To better see your options, you should create a “working document” that maps these out. I suggest copying the list of funds and pasting that list into Excel. If you are not familiar with Excel, Microsoft Word will work. Separate the funds into two groups. The top group should include all of the “target date” or “target portfolio” funds that are “all in one” funds and do all of the asset allocation strategies for you; you just have to decide how much risk you want to take. The second list should include all of the funds that invest in an asset category (such as US Large Cap, US Small Cap, International, Real Estate, and Fixed Income).
If you are unfamiliar with investing, I would suggest selecting the “all in one” funds that make the asset allocation strategies for you. If you are unsure of which “all in one” fund to select, call the customer service number on your statement and ask the representative if they are able to provide guidance. If not, ask if there is a questionnaire or some system available that will help you make the investment selection.
If you’re knowledgeable about investing, here’s what I’d suggest: list all of the US Large Cap funds together, the US Small Caps right below, then International, Emerging Markets, Real Estate, Commodities and Fixed Income. I would also suggest calling the customer service number on your 401k statement to ask for help with your investment selection.
Then you will need to determine what allocation to select. A quick tip that you can try is to use the “all in one” funds as guides to determine how much to allocate to each asset class.
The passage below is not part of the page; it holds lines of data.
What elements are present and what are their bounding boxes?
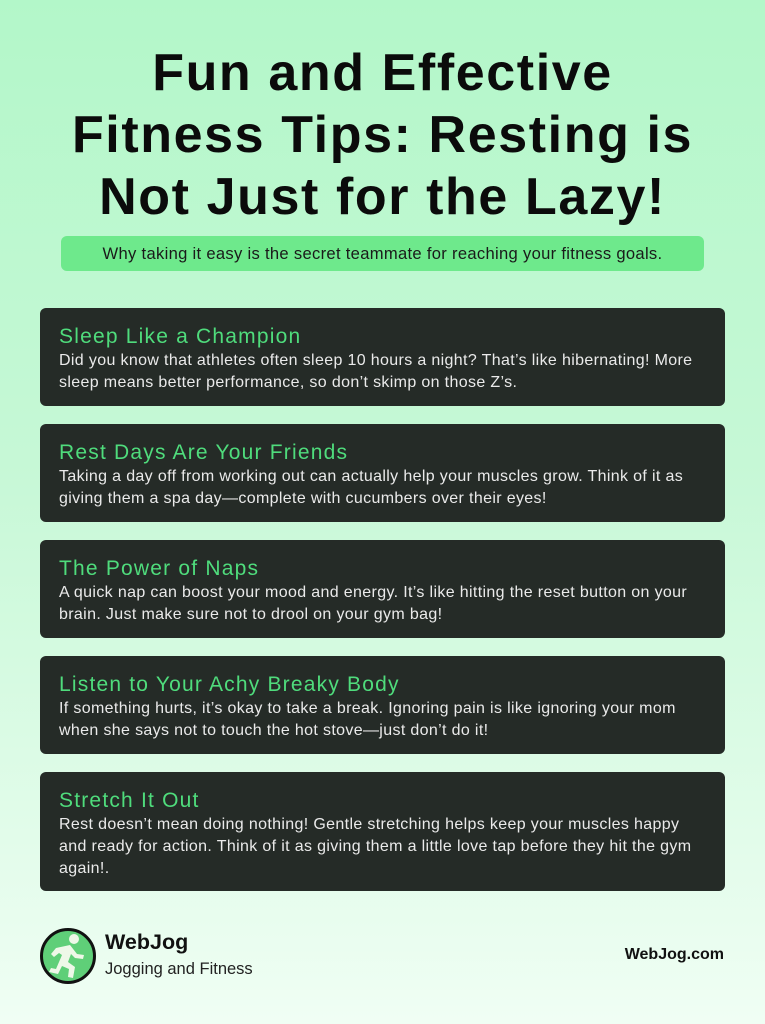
panel: rest days: Rest Days Are Your Friends [59,441,348,464]
panel: listen [40,656,725,754]
title: Fitness Tips: Resting is [72,106,693,164]
panel: naps: A quick nap can boost your mood and energy. It’s like hitting the reset button on your brain. Just make sure not to drool on your gym bag! [59,584,687,623]
panel: stretch [40,772,725,891]
panel: naps [40,540,725,638]
brand text [105,930,253,978]
icon: logo [40,928,96,984]
panel: sleep [40,308,725,406]
subtitle pill: Why taking it easy is the secret teammate for reaching your fitness goals. [103,244,662,263]
brand text: Jogging and Fitness [105,960,253,978]
title: Not Just for the Lazy! [99,168,666,226]
subtitle pill [61,236,704,271]
panel: sleep: Sleep Like a Champion [59,325,301,348]
panel: stretch: Stretch It Out [59,789,200,812]
panel: listen: If something hurts, it’s okay to take a break. Ignoring pain is like ignoring your mom when she says not to touch the hot stove—just don’t do it! [59,700,676,739]
panel: naps: The Power of Naps [59,557,259,580]
title: Fun and Effective [152,44,613,102]
title [72,44,693,226]
panel: sleep: Did you know that athletes often sleep 10 hours a night? That’s like hibernating! More sleep means better performance, so don’t skimp on those Z’s. [59,352,692,391]
panel: listen: Listen to Your Achy Breaky Body [59,673,400,696]
website: WebJog.com [625,946,724,963]
panel: rest days: Taking a day off from working out can actually help your muscles grow. Think of it as giving them a spa day—complete with cucumbers over their eyes! [59,468,683,507]
panel: stretch: Rest doesn’t mean doing nothing! Gentle stretching helps keep your muscles happy and ready for action. Think of it as giving them a little love tap before they hit the gym again!. [59,816,691,877]
panel: rest days [40,424,725,522]
brand text: WebJog [105,930,188,954]
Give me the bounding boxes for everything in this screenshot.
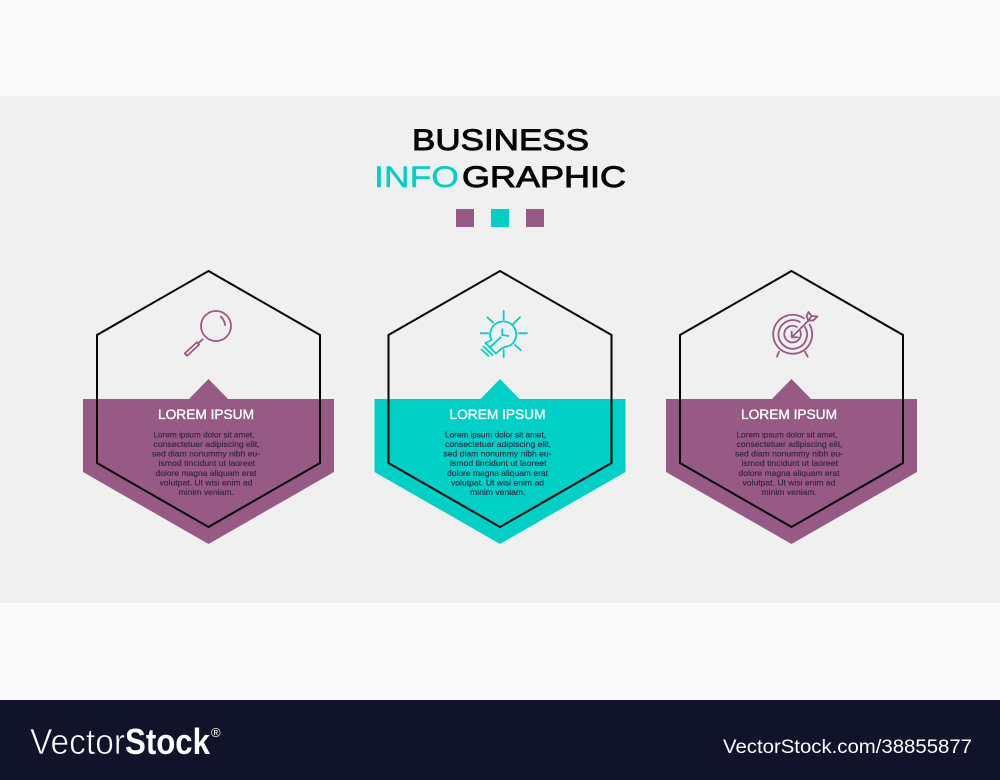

Select the overall risk you want to take per asset class (i.e. US Large Cap). This will narrow down your choices to just a few paths. You may choose to only invest in passive strategies in each asset class—or you can invest partially in passive and partially in actively managed funds.
If you look at each fund’s performance, you can see the differences over different time periods. I would strongly suggest that you not invest in the best-performing funds over the one-year period. Those are the funds that are most likely to go down in value over the next year. That’s because performance is cyclical. Winners become losers, not necessarily because the funds are managed by bad managers. Rather, asset classes and styles move up and down based on factors such as economic cycles, investor sentiment and interest rates.